The site itself is currently about 10K files and about 30GB. The files themselves are mostly zip files, as well as some xml files. I expect files to not change much, and when they do I expect their sizes and modification times to change. I'm using v6 mode with unlocked files.
Here are my questions:
I found that plain "git status" and "git diff" (not using git-annex) is quite slow. i assume this is because git is computing checksums of all the files?
On the assumption that the problem is that git is computing checksums, it seems like the appropriate way to get more performance is to tell git-annex to ignore checksum, i.e. use the WORM backend. Is this correct? I found that git status with the WORM backend set is fast.
What is the proper way to set a backend globally? 'git annex init' has an option "--backend" but it doesn't seem to have any effect. The correct way to set this globally is "git config annex.backends WORM", yes?
Since I'm using another program to mirror the site, it appears I cannot use "locked" mode, as the mirroring program (lftp) will see that git-annex has replaced everything with symlinks and re-download the files. Correct? Therefore I'm using plain "git add" instead of "git annex add."
Another reason why I appear to be forced to use "unlocked" mode is that, as part of the mirroring, the directory permissions are set to match the site, which are not writable. git-annex appears to be unable to move the files that are inside of directories without write permissions. Note that I am the owner of the local files/directories, and lftp happily adds and modifies files insides of these unwritable directories just fine, presumably by temporarily changing the permissions. Is this correct? Should I submit a feature request here?
Although I am using WORM and unlocked mode, I found the initial "git add" and "git commit" of the 10K / 30GB of files to be pretty slow.
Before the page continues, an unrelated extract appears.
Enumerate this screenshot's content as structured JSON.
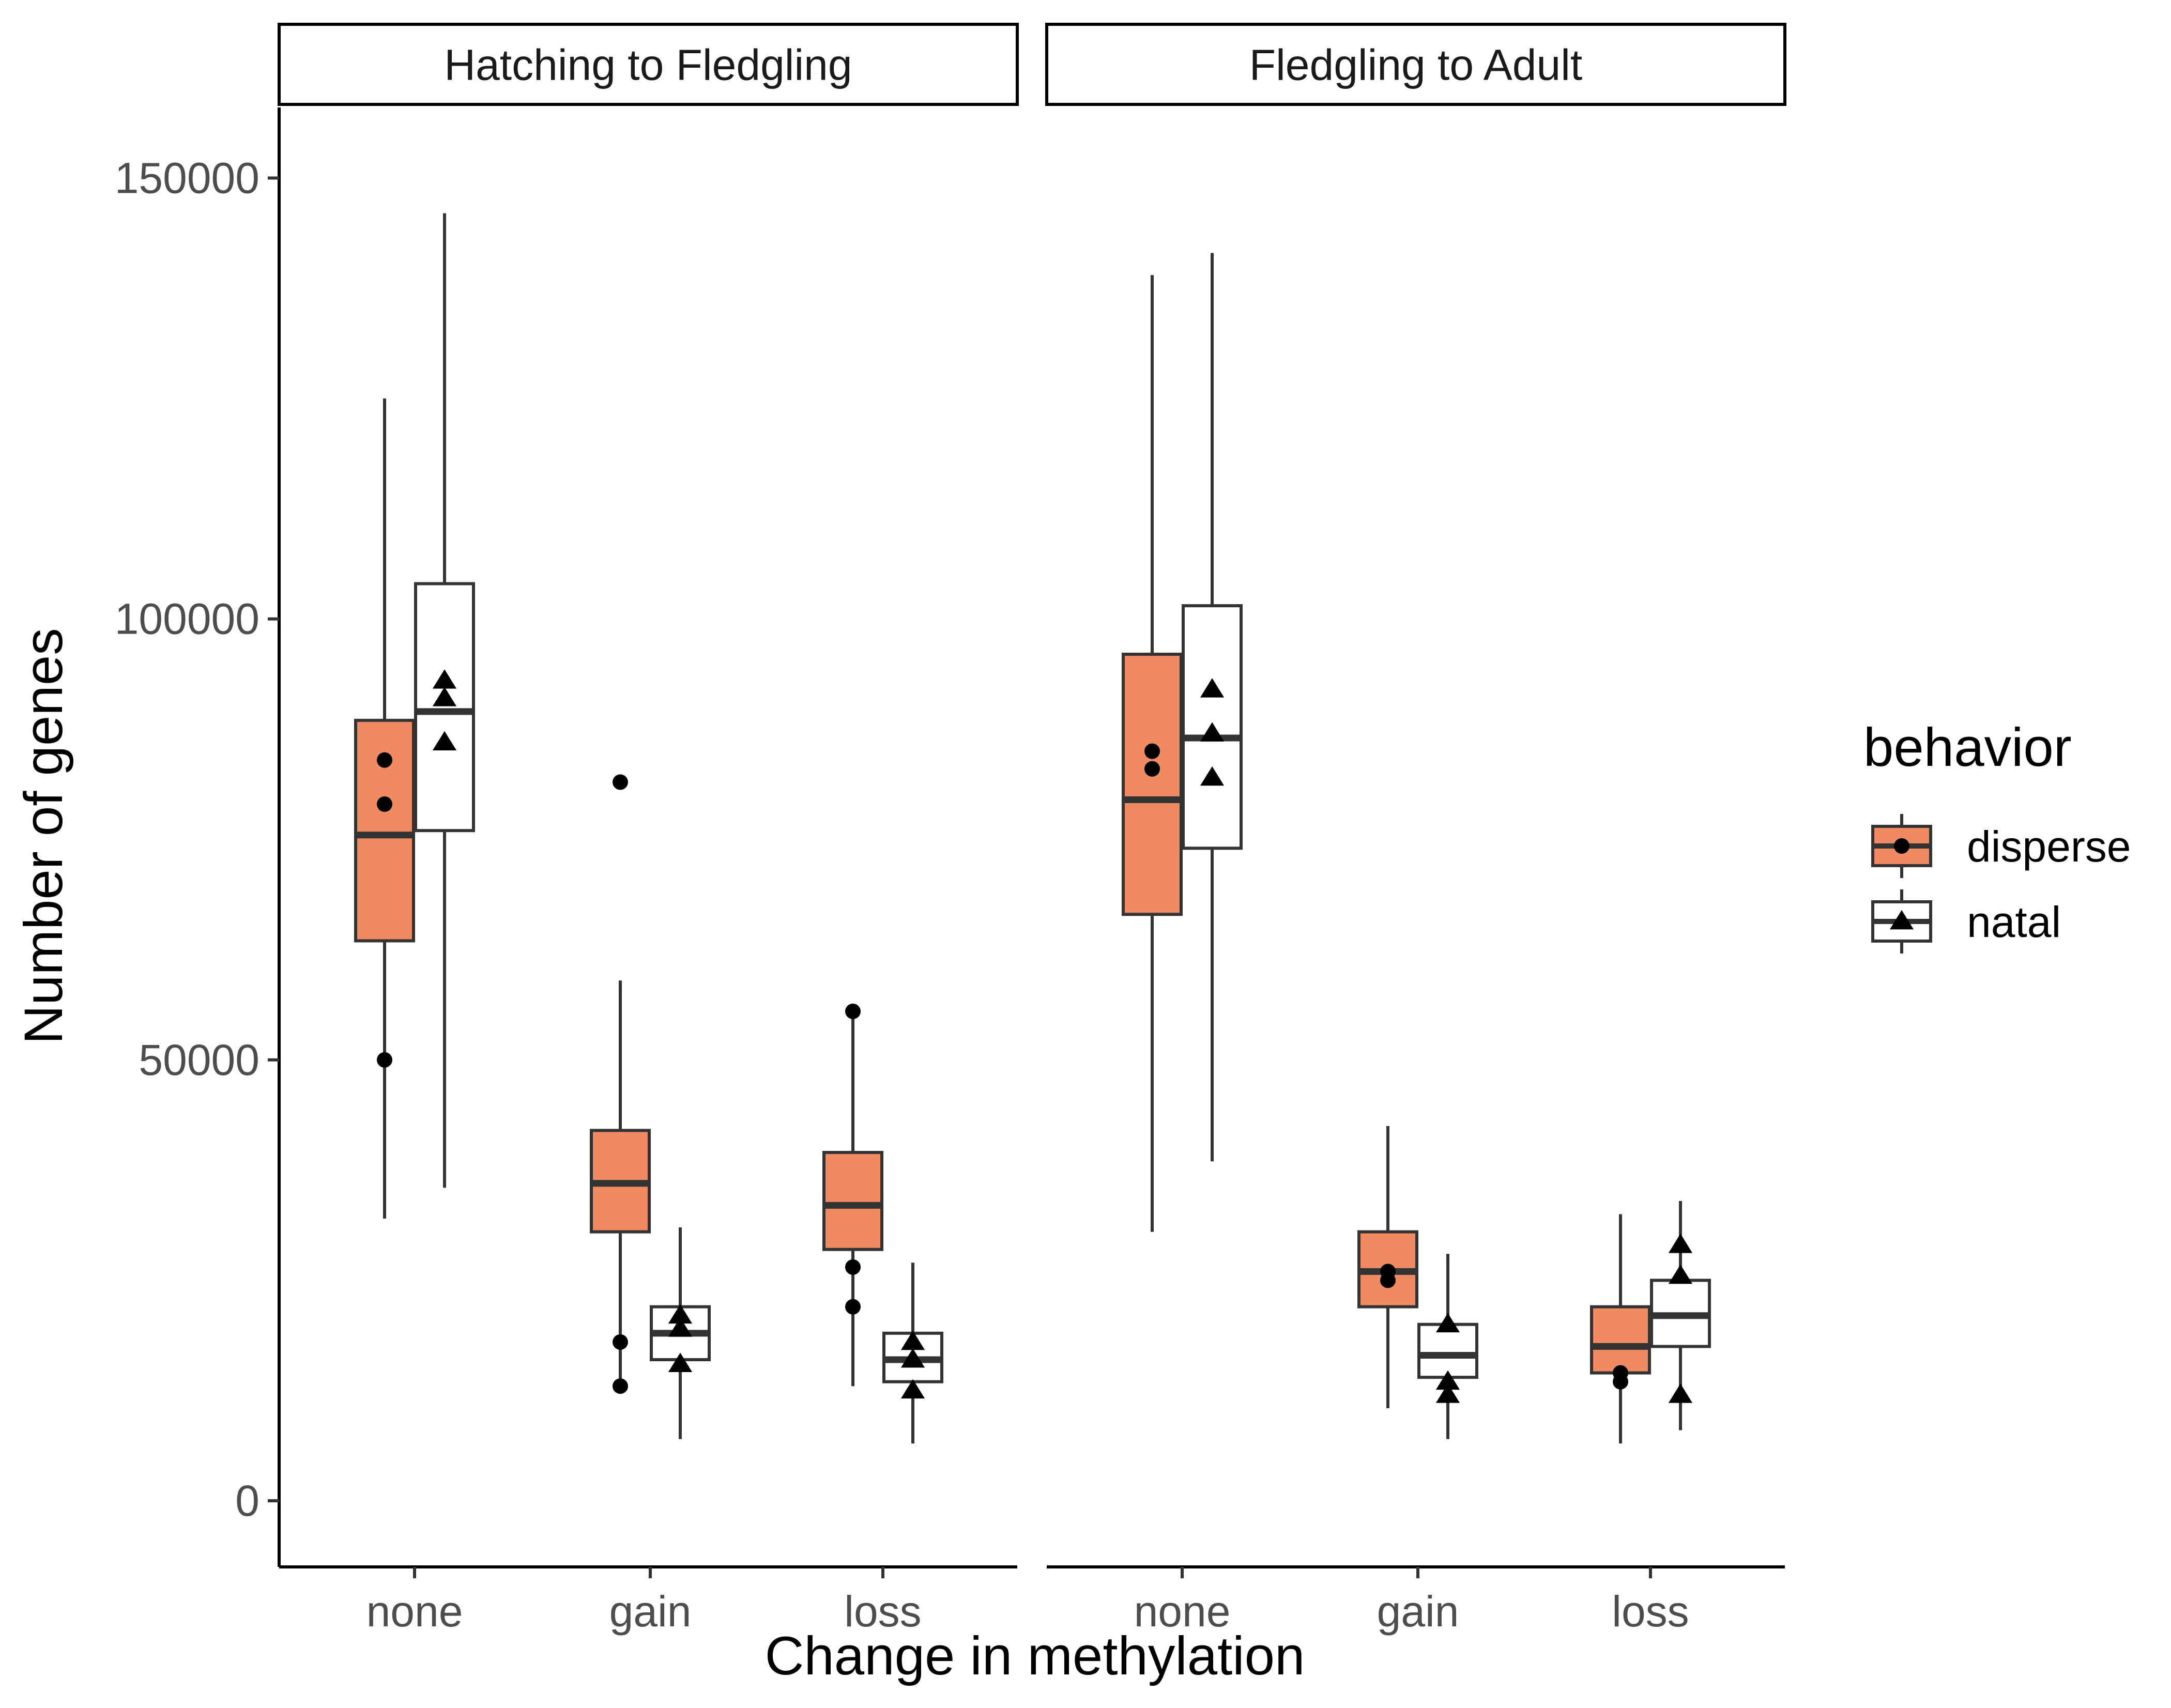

It takes on the order of 30 minutes for the add and an hour for the commit. I didn't see a ton of either CPU or I/O activity. A subsequent update of about 600 files is taking a long time to add (running 'git add -A'.) I assume commit time will also be long. Is this to be expected? I would have hoped that the WORM backend prevents git from needing to actually read the files for a checksum.
I understand that "thin = false" will lead to data duplication. I assume this will make the initial commits slower. Are there other performance implications of changing the thin setting?
Thank you for creating a great tool.